All of the details of the past slowly fade, washed away in the tides of time. Only the things that really stick with you remain on the beach; the rest, the ocean of time reclaims. Over the weekend, I was reflecting on my time in the email marketing industry and all of the people I worked with. Two statements stuck in my head, statements I learned originally from WhatCounts Chairman Dave Tiley and CEO Allen Nance, as their guiding views of how a company should work. When I first heard them, I kind of laughed. They were really obvious, really trite, and almost childish in their simplicity.

The statements:

Do what we say.
Work as a team.

Surely, these folks who have built successful companies over and over again have more than just that?

It turns out that understanding these statements is easy. Doing them organizationally is, however, a Herculean task.

Do what we say. Sounds simple, right?
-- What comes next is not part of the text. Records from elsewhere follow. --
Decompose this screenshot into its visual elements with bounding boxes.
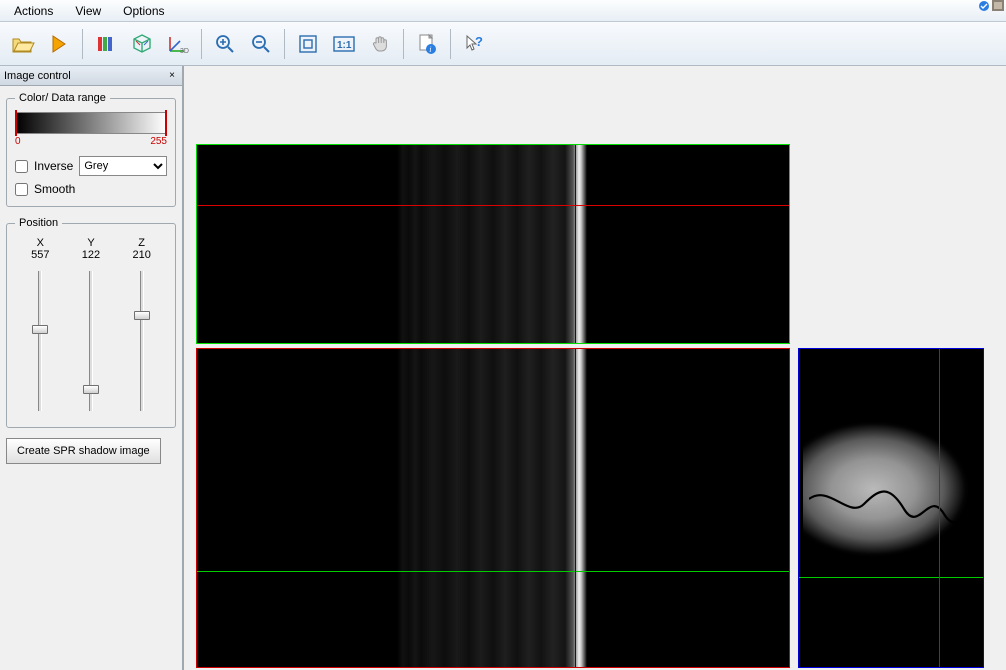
svg-text:1:1: 1:1: [337, 40, 352, 51]
axis-y-label: Y: [71, 237, 111, 249]
xyz-axes-button[interactable]: 3D: [161, 27, 195, 61]
gradient-min-handle[interactable]: [15, 110, 17, 136]
run-button[interactable]: [42, 27, 76, 61]
toolbar-separator: [82, 29, 83, 59]
page-info-button[interactable]: i: [410, 27, 444, 61]
crosshair-horizontal-red: [197, 205, 789, 206]
scan-image: [397, 145, 597, 343]
viewport-xz[interactable]: [196, 144, 790, 344]
svg-text:?: ?: [475, 34, 483, 49]
menu-options[interactable]: Options: [113, 1, 174, 21]
crosshair-horizontal-green: [799, 577, 983, 578]
color-stack-button[interactable]: [89, 27, 123, 61]
menu-view[interactable]: View: [65, 1, 111, 21]
crosshair-horizontal-green: [197, 571, 789, 572]
x-slider[interactable]: [20, 267, 60, 417]
gradient-bar[interactable]: [15, 112, 167, 134]
smooth-checkbox[interactable]: [15, 183, 28, 196]
crosshair-vertical-red: [939, 349, 940, 667]
svg-text:3D: 3D: [180, 48, 189, 55]
crosshair-vertical-blue: [575, 145, 576, 343]
position-group: Position X Y Z 557 122 210: [6, 217, 176, 428]
toolbar-separator: [403, 29, 404, 59]
axis-z-label: Z: [122, 237, 162, 249]
pointer-help-button[interactable]: ?: [457, 27, 491, 61]
smooth-label: Smooth: [34, 182, 75, 196]
toolbar-separator: [201, 29, 202, 59]
colormap-select[interactable]: Grey: [79, 156, 167, 176]
z-slider[interactable]: [122, 267, 162, 417]
actual-size-button[interactable]: 1:1: [327, 27, 361, 61]
pan-hand-button[interactable]: [363, 27, 397, 61]
axis-x-value: 557: [20, 249, 60, 261]
menu-actions[interactable]: Actions: [4, 1, 63, 21]
panel-title: Image control: [4, 70, 71, 82]
viewport-yz[interactable]: [798, 348, 984, 668]
color-range-legend: Color/ Data range: [15, 92, 110, 104]
position-legend: Position: [15, 217, 62, 229]
scan-image: [397, 349, 597, 667]
viewport-area: [184, 66, 1006, 670]
gradient-max-handle[interactable]: [165, 110, 167, 136]
render-3d-button[interactable]: [125, 27, 159, 61]
color-data-range-group: Color/ Data range 0 255 Inverse Grey: [6, 92, 176, 207]
viewport-xy[interactable]: [196, 348, 790, 668]
user-avatar-badge: [976, 0, 1004, 12]
crosshair-vertical-blue: [575, 349, 576, 667]
fit-window-button[interactable]: [291, 27, 325, 61]
menubar: Actions View Options: [0, 0, 1006, 22]
toolbar: 3D 1:1: [0, 22, 1006, 66]
svg-text:i: i: [429, 45, 431, 54]
toolbar-separator: [450, 29, 451, 59]
image-control-panel: Image control × Color/ Data range 0 255 …: [0, 66, 184, 670]
y-slider[interactable]: [71, 267, 111, 417]
scan-image: [803, 389, 979, 589]
axis-z-value: 210: [122, 249, 162, 261]
gradient-min-label: 0: [15, 136, 21, 147]
axis-y-value: 122: [71, 249, 111, 261]
zoom-in-button[interactable]: [208, 27, 242, 61]
gradient-max-label: 255: [150, 136, 167, 147]
axis-x-label: X: [20, 237, 60, 249]
inverse-checkbox[interactable]: [15, 160, 28, 173]
open-file-button[interactable]: [6, 27, 40, 61]
close-icon[interactable]: ×: [166, 70, 178, 81]
create-spr-shadow-button[interactable]: Create SPR shadow image: [6, 438, 161, 464]
zoom-out-button[interactable]: [244, 27, 278, 61]
inverse-label: Inverse: [34, 159, 73, 173]
toolbar-separator: [284, 29, 285, 59]
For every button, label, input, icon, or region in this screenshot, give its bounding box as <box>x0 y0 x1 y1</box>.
Except that very often, we don’t do what we say. The expression I hear a lot in business is that the cobbler’s kids have no shoes. An email marketing company that has a terrible email newsletter or no email newsletter. A PR firm with no PR for itself. A marketing company with a website straight out of 1999. We don’t do what we say an awful lot. The worst case of this is when you make a promise – to a client, to a customer, to a colleague, to the general public – and then you fail to deliver. You don’t do what you said you would do, and you get lit on fire rightfully for it. Challenging statement #1 then is whether you do what you say, as a company, as an individual, as a marketer. Do you do what you say?

Work as a team. Again, trite and cliche, something that you’d see on an Initech banner or the corporate equivalent of the fortune cookie, your business card. Everyone puts teamwork and people first, everyone’s greatest asset is their people. Except it’s not. Very few companies ever work as a team. Very few teams even work as a team. The worst cases I’ve seen of this has always been in poorly run sales departments, where individual effort results in individual reward, but rarely can sales professionals see that team effort results in greater individual reward as well as team reward. In the absolute worst cases, some companies have so incentivized individual effort that people go out of their way to obstruct others’ efforts. Work as a team is incredibly hard when you have someone who has their own agenda, who isn’t a team player, who doesn’t recognize that at the end of the day, making the company suffer for individual benefit destroys the company, destroys the team. Challenging statement #2 is whether you work as a team – and especially whether your individual efforts help grow teamwork or derail it. Do you work as a team?

If you believe in these two statements, try living them in your work. See how very hard it is to actually do them consistently, day in and day out. If you can, the results will speak for themselves.